Goldman Sachs and JPMorgan Chase have been selected to lead the underwriting, and Dropbox is in talks with other banks to join them, the sources said.
Founded in 2007, Dropbox operates a cloud-based storage platform with more than 500 million users, 200,000 of which are businesses, and is increasingly moving into business collaboration software.
Drew Houston, Dropbox’s co-founder and CEO, said in January 2017 the company had a achieved $1bn in annualised sales, and three months later revealed it had become profitable, excluding interest, taxes, depreciation and amortisation.
Dropbox was valued at $10bn, as of its last equity funding round, a $350m round in 2014 featuring Allen & Company, Sequoia Capital and Goldman Sachs and, according to the Wall Street Journal, BlackRock, T. Rowe Price and Morgan Stanley.

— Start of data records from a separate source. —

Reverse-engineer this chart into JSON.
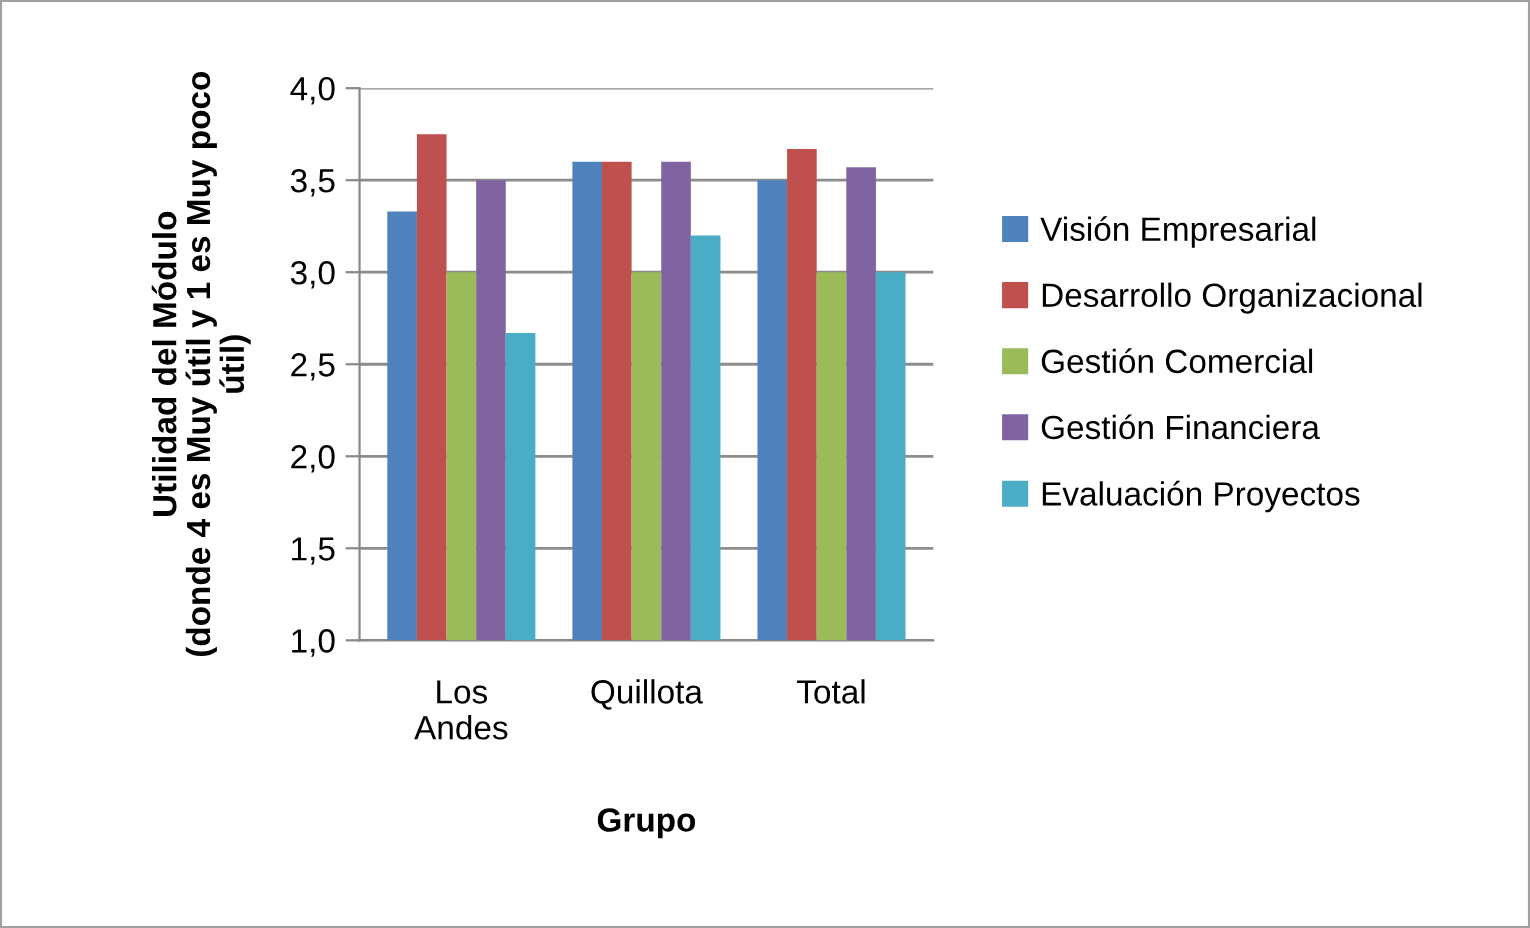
{
  "chart_data": {
    "type": "bar",
    "xlabel": "Grupo",
    "ylabel": "Utilidad del Módulo\n(donde 4 es Muy útil y 1 es Muy poco\nútil)",
    "categories": [
      "Los Andes",
      "Quillota",
      "Total"
    ],
    "series": [
      {
        "name": "Visión Empresarial",
        "color": "#4f81bd",
        "values": [
          3.33,
          3.6,
          3.5
        ]
      },
      {
        "name": "Desarrollo Organizacional",
        "color": "#c0504d",
        "values": [
          3.75,
          3.6,
          3.67
        ]
      },
      {
        "name": "Gestión Comercial",
        "color": "#9bbb59",
        "values": [
          3.0,
          3.0,
          3.0
        ]
      },
      {
        "name": "Gestión Financiera",
        "color": "#8064a2",
        "values": [
          3.5,
          3.6,
          3.57
        ]
      },
      {
        "name": "Evaluación Proyectos",
        "color": "#4bacc6",
        "values": [
          2.67,
          3.2,
          3.0
        ]
      }
    ],
    "ylim": [
      1.0,
      4.0
    ],
    "yticks": [
      {
        "value": 1.0,
        "label": "1,0"
      },
      {
        "value": 1.5,
        "label": "1,5"
      },
      {
        "value": 2.0,
        "label": "2,0"
      },
      {
        "value": 2.5,
        "label": "2,5"
      },
      {
        "value": 3.0,
        "label": "3,0"
      },
      {
        "value": 3.5,
        "label": "3,5"
      },
      {
        "value": 4.0,
        "label": "4,0"
      }
    ],
    "grid": "y",
    "legend": "right"
  }
}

Salesforce’s corporate venturing arm, Salesforce Ventures, is one of the company’s backers but has not revealed when it invested. Other investors include Index Ventures, Benchmark, Greylock Partners, Institutional Venture Partners, RIT Capital Partners and Valiant Capital Partners.
The company has raised more than $600m in equity funding in total, and secured a $500m credit line led by JP Morgan in 2014. JP Morgan, Bank of America, Deutsche Bank, Goldman Sachs, Macquarie and Royal Bank of Canada supplied a $600m credit line in March 2017.